Anne-babalar bu zor sınav döneminde çocuklarını her zaman desteklemeli, ilgi göstermelidir. Çocuğunuzdan beklentiniz gerçekçi olmalıdır. Bunu için öncelikle çocuğunuzu iyi tanımalı, neyi başarıp neyi başaramayacağını bilmeli, onu özgün kişiliği içinde değerlendirmelisiniz.
Ailenin sınava ve çocuğuna ilişkin olumsuz düşünceleri de gencin kaygı düzeyinde etkili olacaktır. Ailenin çocuğuna güvenmemesi, sınavın çok zor olduğu ve çocuğun bu sınavı kazanamayacağı gibi olumsuz düşünceleri kaygıyı artıracaktır. Anne-baba olarak olumsuz düşüncelerinizi olumlu düşünceye çevirmelisiniz.
Çocuklarınızı hiçbir zaman başkalarıyla kıyaslamayınız. Çocuğunuzun tek, diğerlerinden farklı bir kişiliğe ve kapasiteye sahip olduğunu unutmayınız.
Çocuklarınızı başkalarıyla değil, önceki başarılarıyla kıyaslayınız.
Aile olarak çocuğunuzun başarısını artırmak yolunda yaptığınız davranışlar ve gösterdiğiniz tutumlar amacınız dışında gelişebilir, yani başarısını artırmak yerine motivasyonunu kırıcı bir rol oynayabilir. Çocuğun iyiliği adına yapılan bu davranışlar onu olumsuz yönde etkileyebilir. Eminiz ki, çocuğunun kaygılı, verimsiz, huzursuz, mutsuz bir hazırlık dönemi geçirmesini hiçbir anne-baba istemez.
Ona olan sevginizin belli koşullara bağlı olmadığını her durum ve koşulda sevip destekleyeceğinizi davranışlarınızla ve sözlerinizle belli etmelisiniz.
Sınavın sorumluluğunu çocuğunuza bırakmalısınız. Çocuğunuzun yerine getirmesi gereken sorumluluklarını üstlenmemeli, onu destekleyerek yardımcı olmalısınız.
Çocuğunuzun olumlu davranışlarını takdir etmeli, uygun olan her ortamda başarılarını övmelisiniz. Olumsuz davranışlarını ise yapıcı olarak eleştirdiğinizde çocuğunuzun davranışları olumlu etkilenecektir. Anne- babasının kendisine güvendiğini ve onu takdir ettiğini gören çocuğun kendine olan saygısı ve güveni de artacaktır.
"Kaygı bulaşıcı bir duygudur." Anne-babalar çocuklarının en yakınında olan temel modellerdir. Çocuk duyduğunu değil, gördüğünü öğrenir ve uygular.

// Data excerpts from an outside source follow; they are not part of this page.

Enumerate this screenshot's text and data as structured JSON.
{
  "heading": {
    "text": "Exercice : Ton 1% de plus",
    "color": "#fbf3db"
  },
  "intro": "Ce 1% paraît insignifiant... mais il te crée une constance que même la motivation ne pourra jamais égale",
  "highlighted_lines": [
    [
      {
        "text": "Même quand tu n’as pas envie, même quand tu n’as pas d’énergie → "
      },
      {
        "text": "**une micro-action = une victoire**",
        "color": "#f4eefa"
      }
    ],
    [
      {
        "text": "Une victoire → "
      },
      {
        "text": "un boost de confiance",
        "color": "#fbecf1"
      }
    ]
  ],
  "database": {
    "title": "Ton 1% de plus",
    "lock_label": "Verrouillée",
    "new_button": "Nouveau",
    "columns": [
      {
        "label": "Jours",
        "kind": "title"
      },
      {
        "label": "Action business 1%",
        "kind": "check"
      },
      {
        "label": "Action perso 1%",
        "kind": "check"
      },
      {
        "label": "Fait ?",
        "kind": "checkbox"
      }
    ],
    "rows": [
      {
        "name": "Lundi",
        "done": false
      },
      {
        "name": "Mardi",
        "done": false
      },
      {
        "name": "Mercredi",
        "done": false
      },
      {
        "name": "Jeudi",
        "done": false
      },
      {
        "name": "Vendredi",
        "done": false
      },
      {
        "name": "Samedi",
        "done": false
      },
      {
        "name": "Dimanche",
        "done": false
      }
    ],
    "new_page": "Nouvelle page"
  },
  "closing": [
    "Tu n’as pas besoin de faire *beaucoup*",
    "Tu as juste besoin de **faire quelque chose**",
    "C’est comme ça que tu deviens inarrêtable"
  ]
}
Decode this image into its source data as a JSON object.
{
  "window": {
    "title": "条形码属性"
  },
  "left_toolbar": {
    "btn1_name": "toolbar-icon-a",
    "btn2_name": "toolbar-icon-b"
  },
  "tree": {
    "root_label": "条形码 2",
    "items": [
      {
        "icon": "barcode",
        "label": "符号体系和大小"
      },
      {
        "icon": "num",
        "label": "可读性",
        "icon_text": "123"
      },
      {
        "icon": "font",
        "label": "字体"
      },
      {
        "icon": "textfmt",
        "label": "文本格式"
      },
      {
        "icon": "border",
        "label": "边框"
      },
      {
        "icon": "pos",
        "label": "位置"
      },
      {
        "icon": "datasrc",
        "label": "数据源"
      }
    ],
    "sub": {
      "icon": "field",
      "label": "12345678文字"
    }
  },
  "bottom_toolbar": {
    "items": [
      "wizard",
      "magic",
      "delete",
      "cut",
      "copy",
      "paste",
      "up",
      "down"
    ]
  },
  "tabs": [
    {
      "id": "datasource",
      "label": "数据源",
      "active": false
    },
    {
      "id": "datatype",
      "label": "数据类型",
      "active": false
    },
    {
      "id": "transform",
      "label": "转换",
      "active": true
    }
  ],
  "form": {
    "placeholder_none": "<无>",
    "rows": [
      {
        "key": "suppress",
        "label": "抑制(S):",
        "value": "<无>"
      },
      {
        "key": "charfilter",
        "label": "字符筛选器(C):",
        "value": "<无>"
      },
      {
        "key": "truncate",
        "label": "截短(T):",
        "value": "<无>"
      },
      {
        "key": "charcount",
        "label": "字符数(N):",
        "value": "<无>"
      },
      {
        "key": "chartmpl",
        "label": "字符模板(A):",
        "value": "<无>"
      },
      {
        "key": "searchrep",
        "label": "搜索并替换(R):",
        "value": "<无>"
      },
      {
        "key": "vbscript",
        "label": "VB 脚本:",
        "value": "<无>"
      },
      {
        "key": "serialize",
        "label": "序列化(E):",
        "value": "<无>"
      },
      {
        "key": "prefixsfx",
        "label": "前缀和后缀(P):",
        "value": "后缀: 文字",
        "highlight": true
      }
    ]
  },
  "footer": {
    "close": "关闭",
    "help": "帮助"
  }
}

Sınav döneminde sakin ve huzurlu bir ev ortamına sahip olan çocuklar; verimli, sakin ve başarıyla sonuçlanan bir sınav dönemi geçireceklerdir. Anne-baba olarak çocuğunuzun kaygısını artırıcı, motivasyonunu kırıcı davranışlardan kaçınmalısınız.